New Rules and New Forms Effective August 1, 2015.
Combined the Good Faith Estimate (GFE) and the initial Truth-in-Lending disclosure (initial TIL). The Loan Estimate form is designed to provide disclosures that will be helpful to consumers in understanding the key features, costs, and risks of the mortgage loan for which they are applying, and must be provided to consumers no later than the third business day after they submit a loan application.
Combined the HUD-1 and final Truth-in-Lending disclosure (final TIL and, together with the initial TIL, the Truth-in-Lending forms) The Closing Disclosure is designed to provide disclosures that will be helpful to consumers in understanding all of the costs of the transaction. (Replacing the HUD-1 Settlement Statement and final Truth-in-Lending Disclosure).
This form must be provided to consumers at least three business days before consummation of the loan. The forms use clear language and design to make it easier for consumers to locate key information, such as interest rate, monthly payments, and costs to close the loan. The forms also provide more information to help consumers decide whether they can afford the loan and to facilitate comparison of the cost of different loan offers, including the cost of the loans over time.
Escrow Closing Notice.
Escrow Closing Notice. The Escrow Closing Notice and mortgage servicing transfer and partial payment notices. Provided no later than three business days before the consumer’s escrow account is canceled. This is when the Homeowner elects to pay insurance, for example, directly, and not via an impound.
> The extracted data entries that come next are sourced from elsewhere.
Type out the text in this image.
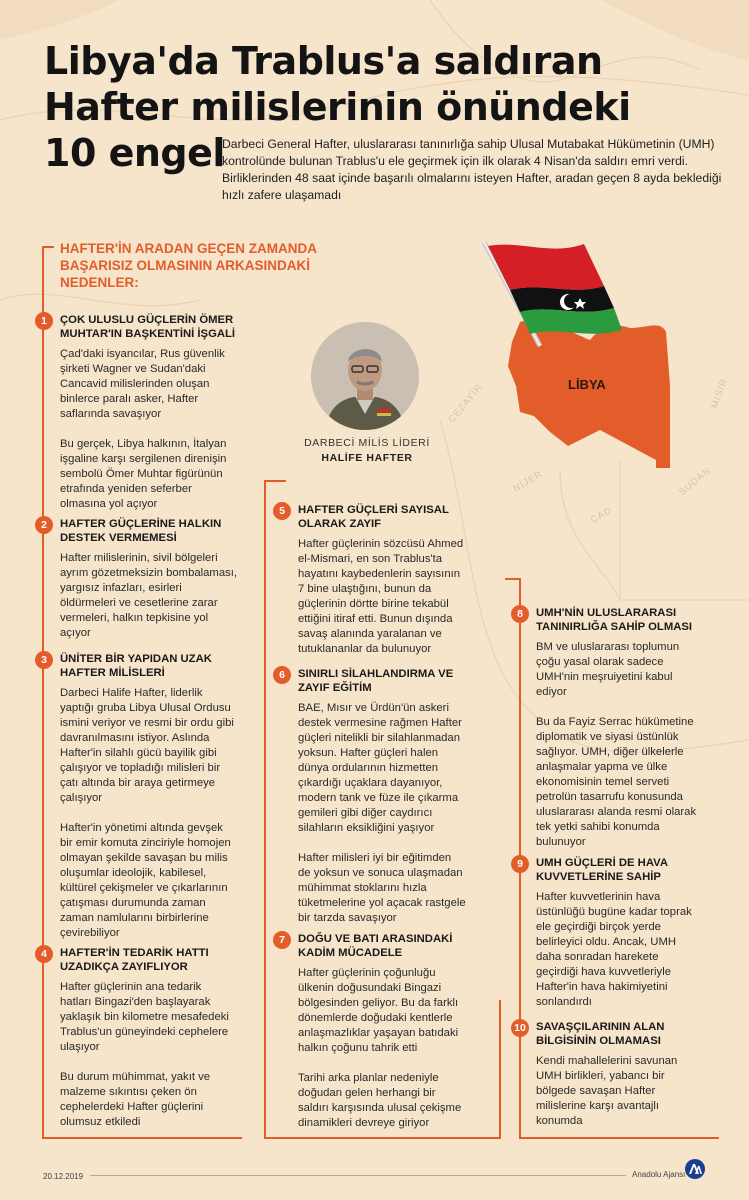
Libya'da Trablus'a saldıran
Hafter milislerinin önündeki
10 engel
Darbeci General Hafter, uluslararası tanınırlığa sahip Ulusal Mutabakat Hükümetinin (UMH) kontrolünde bulunan Trablus'u ele geçirmek için ilk olarak 4 Nisan'da saldırı emri verdi. Birliklerinden 48 saat içinde başarılı olmalarını isteyen Hafter, aradan geçen 8 ayda beklediği hızlı zafere ulaşamadı
HAFTER'İN ARADAN GEÇEN ZAMANDA
BAŞARISIZ OLMASININ ARKASINDAKİ
NEDENLER:
DARBECİ MİLİS LİDERİ
HALİFE HAFTER
LİBYA
CEZAYİR
NİJER
ÇAD
SUDAN
MISIR
1	ÇOK ULUSLU GÜÇLERİN ÖMER
MUHTAR'IN BAŞKENTİNİ İŞGALİ
Çad'daki isyancılar, Rus güvenlik
şirketi Wagner ve Sudan'daki
Cancavid milislerinden oluşan
binlerce paralı asker, Hafter
saflarında savaşıyor

Bu gerçek, Libya halkının, İtalyan
işgaline karşı sergilenen direnişin
sembolü Ömer Muhtar figürünün
etrafında yeniden seferber
olmasına yol açıyor
2	HAFTER GÜÇLERİNE HALKIN
DESTEK VERMEMESİ
Hafter milislerinin, sivil bölgeleri
ayrım gözetmeksizin bombalaması,
yargısız infazları, esirleri
öldürmeleri ve cesetlerine zarar
vermeleri, halkın tepkisine yol
açıyor
3	ÜNİTER BİR YAPIDAN UZAK
HAFTER MİLİSLERİ
Darbeci Halife Hafter, liderlik
yaptığı gruba Libya Ulusal Ordusu
ismini veriyor ve resmi bir ordu gibi
davranılmasını istiyor. Aslında
Hafter'in silahlı gücü bayilik gibi
çalışıyor ve topladığı milisleri bir
çatı altında bir araya getirmeye
çalışıyor

Hafter'in yönetimi altında gevşek
bir emir komuta zinciriyle homojen
olmayan şekilde savaşan bu milis
oluşumlar ideolojik, kabilesel,
kültürel çekişmeler ve çıkarlarının
çatışması durumunda zaman
zaman namlularını birbirlerine
çevirebiliyor
4	HAFTER'İN TEDARİK HATTI
UZADIKÇA ZAYIFLIYOR
Hafter güçlerinin ana tedarik
hatları Bingazi'den başlayarak
yaklaşık bin kilometre mesafedeki
Trablus'un güneyindeki cephelere
ulaşıyor

Bu durum mühimmat, yakıt ve
malzeme sıkıntısı çeken ön
cephelerdeki Hafter güçlerini
olumsuz etkiledi
5	HAFTER GÜÇLERİ SAYISAL
OLARAK ZAYIF
Hafter güçlerinin sözcüsü Ahmed
el-Mismari, en son Trablus'ta
hayatını kaybedenlerin sayısının
7 bine ulaştığını, bunun da
güçlerinin dörtte birine tekabül
ettiğini itiraf etti. Bunun dışında
savaş alanında yaralanan ve
tutuklananlar da bulunuyor
6	SINIRLI SİLAHLANDIRMA VE
ZAYIF EĞİTİM
BAE, Mısır ve Ürdün'ün askeri
destek vermesine rağmen Hafter
güçleri nitelikli bir silahlanmadan
yoksun. Hafter güçleri halen
dünya ordularının hizmetten
çıkardığı uçaklara dayanıyor,
modern tank ve füze ile çıkarma
gemileri gibi diğer caydırıcı
silahların eksikliğini yaşıyor

Hafter milisleri iyi bir eğitimden
de yoksun ve sonuca ulaşmadan
mühimmat stoklarını hızla
tüketmelerine yol açacak rastgele
bir tarzda savaşıyor
7	DOĞU VE BATI ARASINDAKİ
KADİM MÜCADELE
Hafter güçlerinin çoğunluğu
ülkenin doğusundaki Bingazi
bölgesinden geliyor. Bu da farklı
dönemlerde doğudaki kentlerle
anlaşmazlıklar yaşayan batıdaki
halkın çoğunu tahrik etti

Tarihi arka planlar nedeniyle
doğudan gelen herhangi bir
saldırı karşısında ulusal çekişme
dinamikleri devreye giriyor
8	UMH'NİN ULUSLARARASI
TANINIRLIĞA SAHİP OLMASI
BM ve uluslararası toplumun
çoğu yasal olarak sadece
UMH'nin meşruiyetini kabul
ediyor

Bu da Fayiz Serrac hükümetine
diplomatik ve siyasi üstünlük
sağlıyor. UMH, diğer ülkelerle
anlaşmalar yapma ve ülke
ekonomisinin temel serveti
petrolün tasarrufu konusunda
uluslararası alanda resmi olarak
tek yetki sahibi konumda
bulunuyor
9	UMH GÜÇLERİ DE HAVA
KUVVETLERİNE SAHİP
Hafter kuvvetlerinin hava
üstünlüğü bugüne kadar toprak
ele geçirdiği birçok yerde
belirleyici oldu. Ancak, UMH
daha sonradan harekete
geçirdiği hava kuvvetleriyle
Hafter'in hava hakimiyetini
sonlandırdı
10 SAVAŞÇILARININ ALAN
BİLGİSİNİN OLMAMASI
Kendi mahallelerini savunan
UMH birlikleri, yabancı bir
bölgede savaşan Hafter
milislerine karşı avantajlı
konumda
20.12.2019	Anadolu Ajansı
Special Information Booklet.
The Special Information Booklet (RESPA Settlement Costs Booklet). Creditors must provide a copy of the special information booklet to consumers who apply for a consumer credit transaction secured by real property, except in certain circumstances. The special information booklet is published by the Bureau to help consumers applying for federally related mortgage loans understand real estate transactions. If the consumer is applying for a HELOC the creditor (or mortgage broker) can provide a copy of the brochure entitled “When Your Home is On the Line: What You Should Know About Home Equity Lines of Credit” instead of the special information booklet. The creditor need not provide the special information booklet if the consumer is applying for a real property-secured consumer credit transaction that does not have the purpose of purchasing a one-to-four family residential property, such as a refinancing, a closed-end loan secured by a subordinate lien, or a reverse mortgage. Creditors must deliver or place in the mail the special information booklet not later than three business days after receiving the consumer’s loan application.
Changes to Party Responsible for Disclosure
Escrow Now to Provide. The settlement agent is required to provide the seller with the Closing Disclosure reflecting the actual terms of the seller’s transaction. The settlement agent may comply with this requirement by providing the seller with a copy of the Closing Disclosure provided to the consumer (buyer) if it also contains information relating to the seller’s transaction. The settlement agent may also provide the seller with a separate disclosure, including only the information applicable to the seller’s transaction from the Closing Disclosure. However, if the seller’s disclosure is provided in a separate document, the settlement agent has to provide the creditor with a copy of the disclosure provided to the seller.
- Five Years. The creditor must retain copies of the Closing Disclosure (and all documents related to the Closing Disclosure) for five years after consummation.
- Two Years. The creditor, or servicer if applicable, must retain the Post-Consummation Escrow Cancellation Notice (Escrow Closing Notice) and the Post-Consummation Partial Payment Policy disclosure for two years.
- Three Years. For all other evidence of compliance with the Integrated Disclosure provisions of Regulation Z (including the Loan Estimate) creditors must maintain records for three years after consummation of the transaction.